ABOARD THE AURORA AUSTRALIS, Southern Ocean, Jan 9 AAP – Far into the Southern Ocean a team of scientists and their expensive machine are working to find out if the seas will continue to do us a favour by soaking up carbon and curbing the rate of climate change.
On the icebreaker Aurora Australis between Tasmania and Antarctica, the team watch a little nervously as their Conductivity, Temperature and Depth (CTD) device is lowered over the side on a thin cable to plunge thousands of metres to the seabed.
As the half-million-dollar device is hauled back up, specially-designed flasks open at different depths to trap seawater for analysis while other instruments measure temperatures, salinity and oxygen concentrations.
The scientists hope to repeat the procedure more than 80 times on their six-week voyage from Hobart to Antarctica then on to Fremantle.

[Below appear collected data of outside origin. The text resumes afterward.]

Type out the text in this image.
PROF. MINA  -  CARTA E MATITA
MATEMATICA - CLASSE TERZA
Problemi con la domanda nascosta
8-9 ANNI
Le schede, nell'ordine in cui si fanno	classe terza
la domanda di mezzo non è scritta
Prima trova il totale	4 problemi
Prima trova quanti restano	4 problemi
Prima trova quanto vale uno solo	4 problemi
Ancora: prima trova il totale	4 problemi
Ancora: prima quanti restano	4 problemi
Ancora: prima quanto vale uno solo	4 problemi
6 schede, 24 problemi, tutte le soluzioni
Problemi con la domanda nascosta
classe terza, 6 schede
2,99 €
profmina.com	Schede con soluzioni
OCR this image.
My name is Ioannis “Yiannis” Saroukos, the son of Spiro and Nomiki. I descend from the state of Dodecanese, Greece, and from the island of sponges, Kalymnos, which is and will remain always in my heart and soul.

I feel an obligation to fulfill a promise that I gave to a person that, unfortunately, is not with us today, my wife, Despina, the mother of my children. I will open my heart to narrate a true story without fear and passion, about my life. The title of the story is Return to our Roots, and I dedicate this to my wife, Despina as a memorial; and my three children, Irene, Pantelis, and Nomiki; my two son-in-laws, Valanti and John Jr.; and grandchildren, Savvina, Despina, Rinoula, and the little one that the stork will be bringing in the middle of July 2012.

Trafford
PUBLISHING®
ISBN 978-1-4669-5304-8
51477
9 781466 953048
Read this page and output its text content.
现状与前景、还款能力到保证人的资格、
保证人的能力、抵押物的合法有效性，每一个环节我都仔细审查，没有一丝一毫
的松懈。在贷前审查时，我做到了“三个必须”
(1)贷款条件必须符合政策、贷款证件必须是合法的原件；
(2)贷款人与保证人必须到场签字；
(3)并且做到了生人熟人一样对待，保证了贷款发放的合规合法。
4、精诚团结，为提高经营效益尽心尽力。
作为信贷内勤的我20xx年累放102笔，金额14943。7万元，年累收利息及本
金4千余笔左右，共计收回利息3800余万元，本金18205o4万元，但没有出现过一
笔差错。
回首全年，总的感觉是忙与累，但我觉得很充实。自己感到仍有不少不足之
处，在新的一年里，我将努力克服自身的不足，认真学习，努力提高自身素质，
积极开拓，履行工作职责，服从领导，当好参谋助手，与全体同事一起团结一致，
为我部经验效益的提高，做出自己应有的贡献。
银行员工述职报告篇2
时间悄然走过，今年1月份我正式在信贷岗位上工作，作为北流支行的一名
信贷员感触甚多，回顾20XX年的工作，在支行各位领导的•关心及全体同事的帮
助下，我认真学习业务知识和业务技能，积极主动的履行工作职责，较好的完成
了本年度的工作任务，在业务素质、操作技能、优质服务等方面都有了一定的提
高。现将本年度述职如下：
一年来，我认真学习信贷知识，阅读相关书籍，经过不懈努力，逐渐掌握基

Appropriately, they’re travelling in the 100-year-old wake of Australian explorer-scientist Douglas Mawson’s 1911-14 Antarctic expedition, with the Aurora Australis due to stop at Commonwealth Bay on the ice around January 12 for centenary commemorations.
Hobart-based CSIRO oceanographer Steve Rintoul says his team is trying to see how the ocean is changing across its full depth and the only way to do that is to lower devices such as the CTD from ships.
“We don’t have a lot of measurements from across the Southern Ocean because its a pretty miserable place to work, its the waviest, windiest part of the oceans and its a long way from the shipping lanes where most vessels travel,” Dr Rintoul says.
“The Southern Ocean is particularly important for climate because it stores huge amounts of carbon dioxide and heat and by doing that it slows down the rate of climate change.
“What we are trying to discover is whether the ocean will continue to play that sort of service,” Dr Rintoul says.
The world’s oceans absorb about 25 per cent of the carbon dioxide that’s pumped into the atmosphere with the cold Southern Ocean and its unique currents absorbing about 40 per cent of that.
Dr Rintoul says the Southern Ocean is the only place where the deep part of the ocean rises up to the surface and connects with the atmosphere, either releasing carbon dioxide or picking it up.
The scientists are interested in what controls those currents, how strong they are and what controls how much heat and carbon the ocean can store, he says.
“One of the big questions in this area of science is whether the Southern Ocean will continue to absorb that much carbon dioxide as it has in the past.”
The measurements his team make to track the increase in the amount of carbon that’s dissolved in the ocean will help determine exactly how fast the Southern Ocean is absorbing carbon and whether that’s changing over time.
Dr Rintoul says his team’s work in tracking the warming of the ocean also ties in with the increasing flow-off of Antarctica’s ice into the ocean and therefore global sea level rises.
He says scientific models developed so far indicate that the land and ocean sinks that together absorb about half the carbon in the atmosphere will become less efficient as the climate changes and that will tend to accelerate climate change.
“It’s too early to tell and our work on this voyage is relevant to that.”
Dr Rintoul says the evidence is that climate change is happening and it is caused by carbon-emitting human activity.
“Our job as scientists is to provide the best scientific information we can so that society can make some decisions,” he said.
“We don’t know everything as well as we’d like. In my own view we know enough to act and we could be acting more vigorously than we are at the moment.
“It is the challenge for my generation in my view.”